Мандер, как тогда, сначала закурил, глубоко затягиваясь, и, не торопясь, начал пояснять:
-В зоне, куда вы направляетесь, к войне сразу готовиться вам не надо. В Сиблаге, на Богиме с ножами никто вас не ждет. В зоне беспредела о вас никто и не знает. Всесоюзная воровская "почта" на беспредел не работает. Слово "беспредел" вообще новое слово применительно к поведению самих заключенных. Беспредельщиками сначала были только нкэвэдэшники - потом перешло к заключенным, научились быстро. Соловки - всему началом, затем - Беломорканал: это я вам по секрету говорю - не забывайте. А то вам сложно понять. Я вас немножко знаю, поэтому доверяю.
-Спасибо, Николай,- сказал спокойно Пивоваров, - из наших никто не предаст.
- Вас по зоне проведут сразу на лагерную пересылку. Уверен, что к вам даже никто не подойдет. Там этапы встречать по-воровски не принято. Разве что посмотрят: чем от нового этапа можно поживиться. Но к вашему этапу, ручаюсь, даже и не подойдут. Через Богим этапов много идет на все лагпункты, принадлежащие Богимскому ОЛПу (головной лагпункт), поэтому этапы там идут и днём, и ночью. Но не по этой причине ваш этап не будет новостью, а по причине того, что в зоне власти нет никакой, потому заходи кто хочешь - свобода и демократия! В зоне есть авторитетные люди, как и в каждой зоне, рядом с которыми существуют кланы, враждующие между собой в дозволенных пределах, хотя в беспредельной зоне они в любое время могут быть нарушены.
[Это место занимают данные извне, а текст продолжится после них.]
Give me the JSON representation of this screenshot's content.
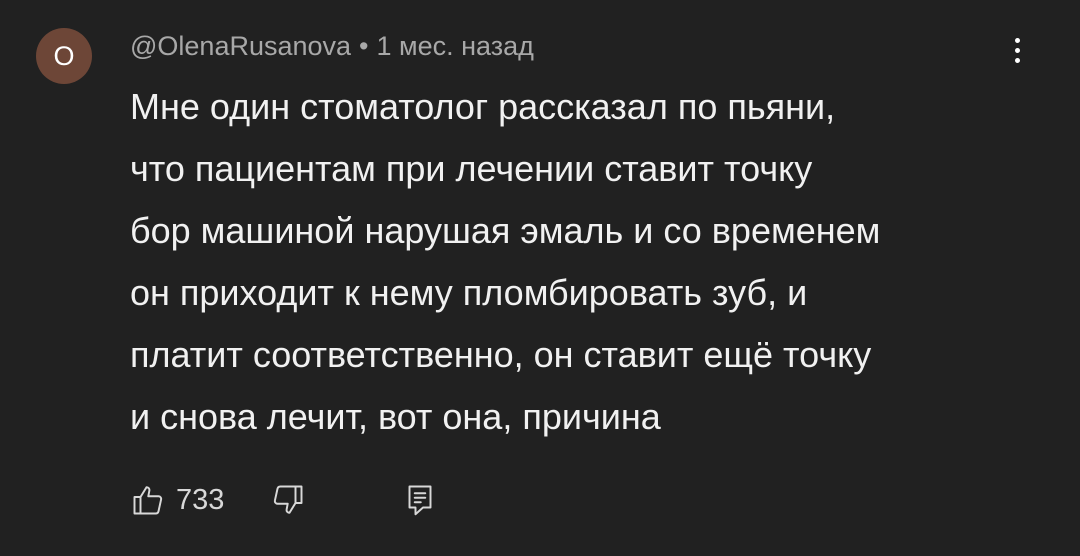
{
  "comment": {
    "avatar_letter": "O",
    "author": "@OlenaRusanova",
    "separator": "•",
    "time": "1 мес. назад",
    "text_lines": [
      "Мне один стоматолог рассказал по пьяни,",
      "что пациентам при лечении ставит точку",
      "бор машиной нарушая эмаль и со временем",
      "он приходит к нему пломбировать зуб, и",
      "платит соответственно, он ставит ещё точку",
      "и снова лечит, вот она, причина"
    ],
    "like_count": "733"
  },
  "icons": {
    "more": "vertical-ellipsis-icon",
    "like": "thumbs-up-icon",
    "dislike": "thumbs-down-icon",
    "reply": "reply-comment-icon"
  },
  "colors": {
    "background": "#212121",
    "avatar": "#6d4637",
    "meta_text": "#a8a8a8",
    "body_text": "#f1f1f1"
  }
}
Вражда происходит чаще всего на почве картежной игры (и не только картежной), которой пропитано все, как на базаре: тут и наперсточники, и чернушечники о трех картах, и веревочку тебе могут кинуть, и на пальцах в очко обыграть - чудеса, одним словом!
Зоны на Богиме - две: жилая и производственная, которые находятся недалеко друг от друга, а власти нормальной нет ни в одной : вы ее и должны установить, Кажется, что приходи ее и бери, коль за нее драться никто не будет. И все же взять ее совсем, совсем не просто, хотя и свергать-то некого. Однако установить власть в этой зоне чрезвычайно трудно. Для этого кровь пролить - не обязательно, да это ничего и не даст.
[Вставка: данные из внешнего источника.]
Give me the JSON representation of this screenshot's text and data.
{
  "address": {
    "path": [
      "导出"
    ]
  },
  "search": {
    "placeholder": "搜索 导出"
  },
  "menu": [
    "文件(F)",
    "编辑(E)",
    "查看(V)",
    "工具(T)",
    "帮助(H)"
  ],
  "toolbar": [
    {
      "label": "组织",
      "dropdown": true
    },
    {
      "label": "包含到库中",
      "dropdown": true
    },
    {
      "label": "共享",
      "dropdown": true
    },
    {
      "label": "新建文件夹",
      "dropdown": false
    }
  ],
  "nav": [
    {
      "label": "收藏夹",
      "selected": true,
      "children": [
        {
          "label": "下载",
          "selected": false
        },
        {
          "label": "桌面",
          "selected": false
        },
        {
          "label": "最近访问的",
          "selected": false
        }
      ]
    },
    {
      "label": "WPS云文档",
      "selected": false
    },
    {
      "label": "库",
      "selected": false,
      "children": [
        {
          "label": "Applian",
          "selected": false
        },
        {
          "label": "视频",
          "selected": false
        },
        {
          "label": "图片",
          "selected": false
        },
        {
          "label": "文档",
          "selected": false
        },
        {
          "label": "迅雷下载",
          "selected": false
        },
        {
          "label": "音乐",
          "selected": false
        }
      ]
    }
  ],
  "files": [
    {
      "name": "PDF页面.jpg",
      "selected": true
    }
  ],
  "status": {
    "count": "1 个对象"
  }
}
Выйди на площадь и объяви: никто не возразит даже, но кто потом тебя будет слушаться?..
Есть там отдельная зона для чеченского барака: они ходят на работу отдельно, живут отдельно, а в столовую ходят одну - здесь проблемы. Чеченцы подкупают поваров...
- Па-а-стой, па-а -стой! Это- Багим?!. Меня оттуда в Маскву привезли! Я там ни дарезал чилавек десять!.. Да...вот как,- высказался Ваха.
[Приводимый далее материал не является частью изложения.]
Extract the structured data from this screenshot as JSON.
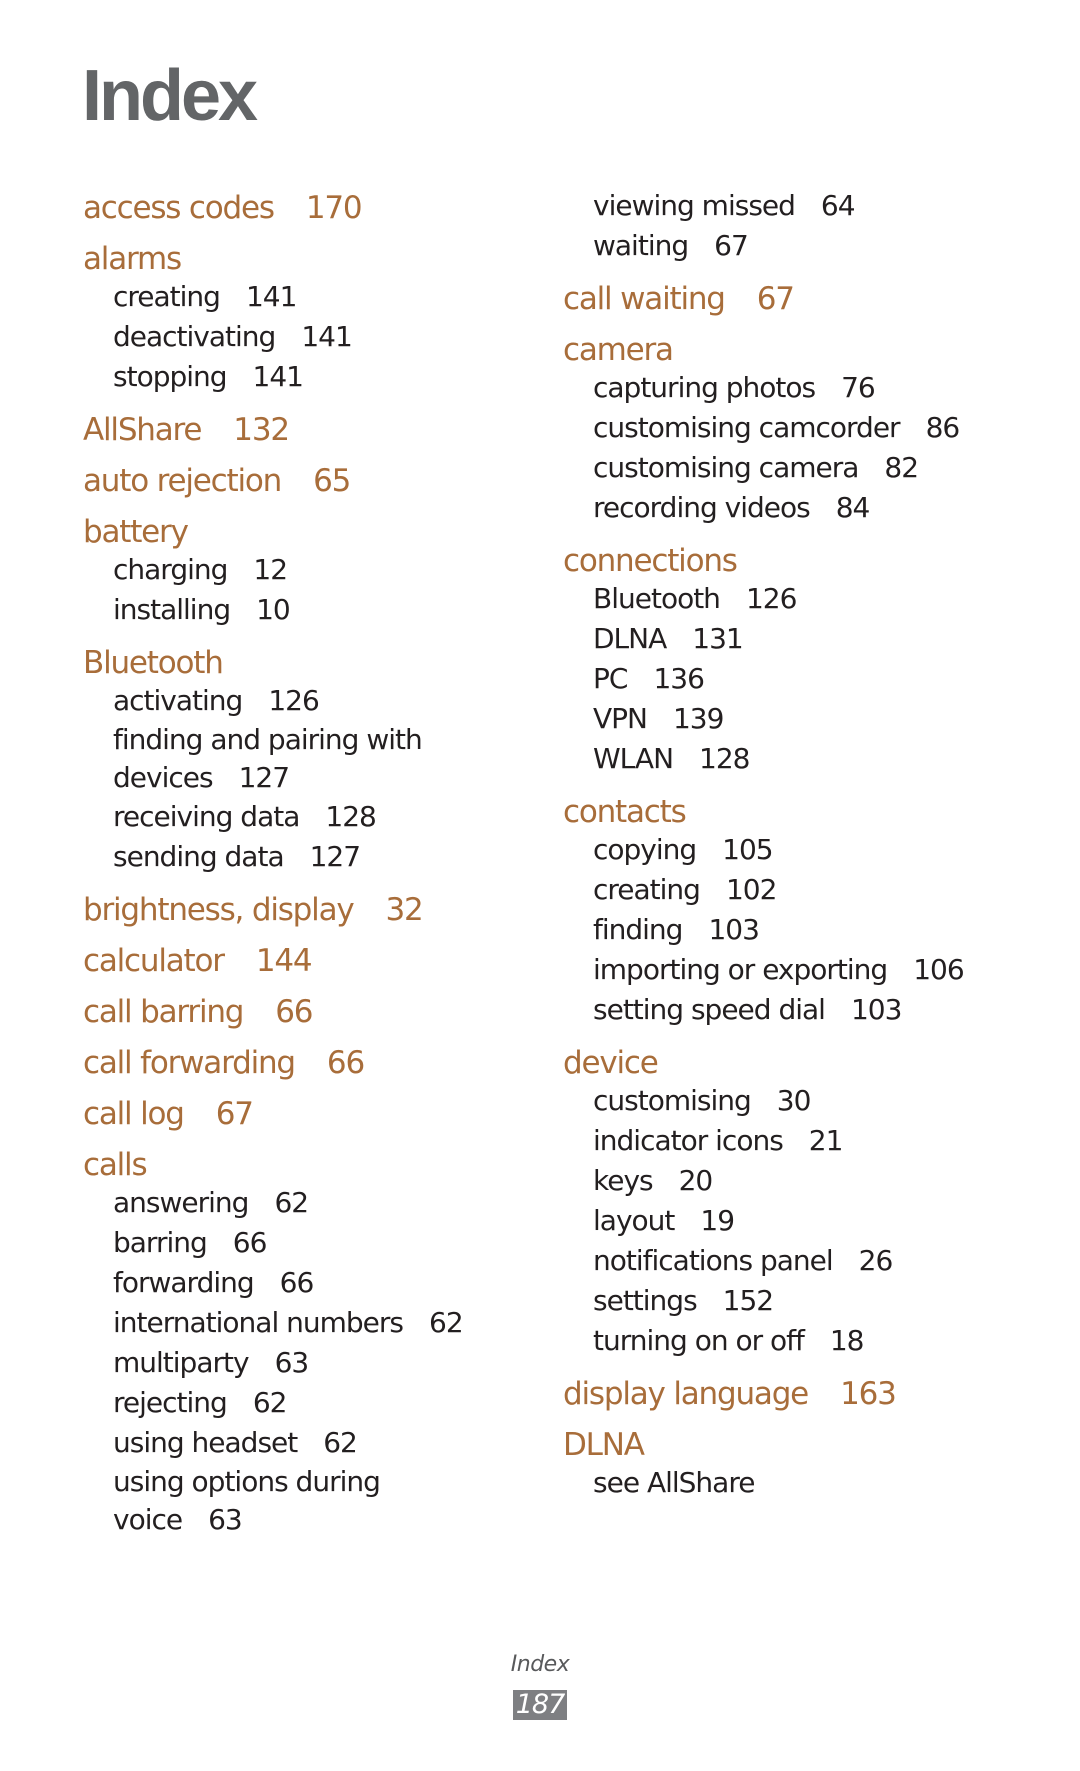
{
  "page": {
    "title": "Index",
    "footer_label": "Index",
    "page_number": "187"
  },
  "colors": {
    "heading_text": "#636567",
    "entry_accent": "#a86d3a",
    "subentry_text": "#231f20",
    "page_number_bg": "#7e7f82"
  },
  "left_column": [
    {
      "term": "access codes",
      "page": "170",
      "subs": []
    },
    {
      "term": "alarms",
      "page": "",
      "subs": [
        {
          "term": "creating",
          "page": "141"
        },
        {
          "term": "deactivating",
          "page": "141"
        },
        {
          "term": "stopping",
          "page": "141"
        }
      ]
    },
    {
      "term": "AllShare",
      "page": "132",
      "subs": []
    },
    {
      "term": "auto rejection",
      "page": "65",
      "subs": []
    },
    {
      "term": "battery",
      "page": "",
      "subs": [
        {
          "term": "charging",
          "page": "12"
        },
        {
          "term": "installing",
          "page": "10"
        }
      ]
    },
    {
      "term": "Bluetooth",
      "page": "",
      "subs": [
        {
          "term": "activating",
          "page": "126"
        },
        {
          "term": "finding and pairing with devices",
          "page": "127"
        },
        {
          "term": "receiving data",
          "page": "128"
        },
        {
          "term": "sending data",
          "page": "127"
        }
      ]
    },
    {
      "term": "brightness, display",
      "page": "32",
      "subs": []
    },
    {
      "term": "calculator",
      "page": "144",
      "subs": []
    },
    {
      "term": "call barring",
      "page": "66",
      "subs": []
    },
    {
      "term": "call forwarding",
      "page": "66",
      "subs": []
    },
    {
      "term": "call log",
      "page": "67",
      "subs": []
    },
    {
      "term": "calls",
      "page": "",
      "subs": [
        {
          "term": "answering",
          "page": "62"
        },
        {
          "term": "barring",
          "page": "66"
        },
        {
          "term": "forwarding",
          "page": "66"
        },
        {
          "term": "international numbers",
          "page": "62"
        },
        {
          "term": "multiparty",
          "page": "63"
        },
        {
          "term": "rejecting",
          "page": "62"
        },
        {
          "term": "using headset",
          "page": "62"
        },
        {
          "term": "using options during voice",
          "page": "63"
        }
      ]
    }
  ],
  "right_column": [
    {
      "term": "",
      "page": "",
      "continued": true,
      "subs": [
        {
          "term": "viewing missed",
          "page": "64"
        },
        {
          "term": "waiting",
          "page": "67"
        }
      ]
    },
    {
      "term": "call waiting",
      "page": "67",
      "subs": []
    },
    {
      "term": "camera",
      "page": "",
      "subs": [
        {
          "term": "capturing photos",
          "page": "76"
        },
        {
          "term": "customising camcorder",
          "page": "86"
        },
        {
          "term": "customising camera",
          "page": "82"
        },
        {
          "term": "recording videos",
          "page": "84"
        }
      ]
    },
    {
      "term": "connections",
      "page": "",
      "subs": [
        {
          "term": "Bluetooth",
          "page": "126"
        },
        {
          "term": "DLNA",
          "page": "131"
        },
        {
          "term": "PC",
          "page": "136"
        },
        {
          "term": "VPN",
          "page": "139"
        },
        {
          "term": "WLAN",
          "page": "128"
        }
      ]
    },
    {
      "term": "contacts",
      "page": "",
      "subs": [
        {
          "term": "copying",
          "page": "105"
        },
        {
          "term": "creating",
          "page": "102"
        },
        {
          "term": "finding",
          "page": "103"
        },
        {
          "term": "importing or exporting",
          "page": "106"
        },
        {
          "term": "setting speed dial",
          "page": "103"
        }
      ]
    },
    {
      "term": "device",
      "page": "",
      "subs": [
        {
          "term": "customising",
          "page": "30"
        },
        {
          "term": "indicator icons",
          "page": "21"
        },
        {
          "term": "keys",
          "page": "20"
        },
        {
          "term": "layout",
          "page": "19"
        },
        {
          "term": "notifications panel",
          "page": "26"
        },
        {
          "term": "settings",
          "page": "152"
        },
        {
          "term": "turning on or off",
          "page": "18"
        }
      ]
    },
    {
      "term": "display language",
      "page": "163",
      "subs": []
    },
    {
      "term": "DLNA",
      "page": "",
      "subs": [
        {
          "term": "see AllShare",
          "page": ""
        }
      ]
    }
  ]
}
- Не думаю, чтобы тебя туда за этим снова повезли: наверно просто забыли, что ты там был... Чеченцы в зоне захватили кухню, где и так ничего лишнего нет, но хоть со дна им наливают погуще - и то большая разница.
В последнее время чеченцы в столовую уже не ходят: на весь барак им уносят бачок супа и бачок каши...чаю там... Чеченцы в зоне почти не появляются.
- Я буду сам проверять этот бачок - супа, каша! - сказал Ваха.
- В зоне идет игра на кровные пайки (в других лагерях за такие вещи - убивают, но здесь беспредел...) - люди мрут пачками! И это уже под сорок седьмой год! Два года после Победы!..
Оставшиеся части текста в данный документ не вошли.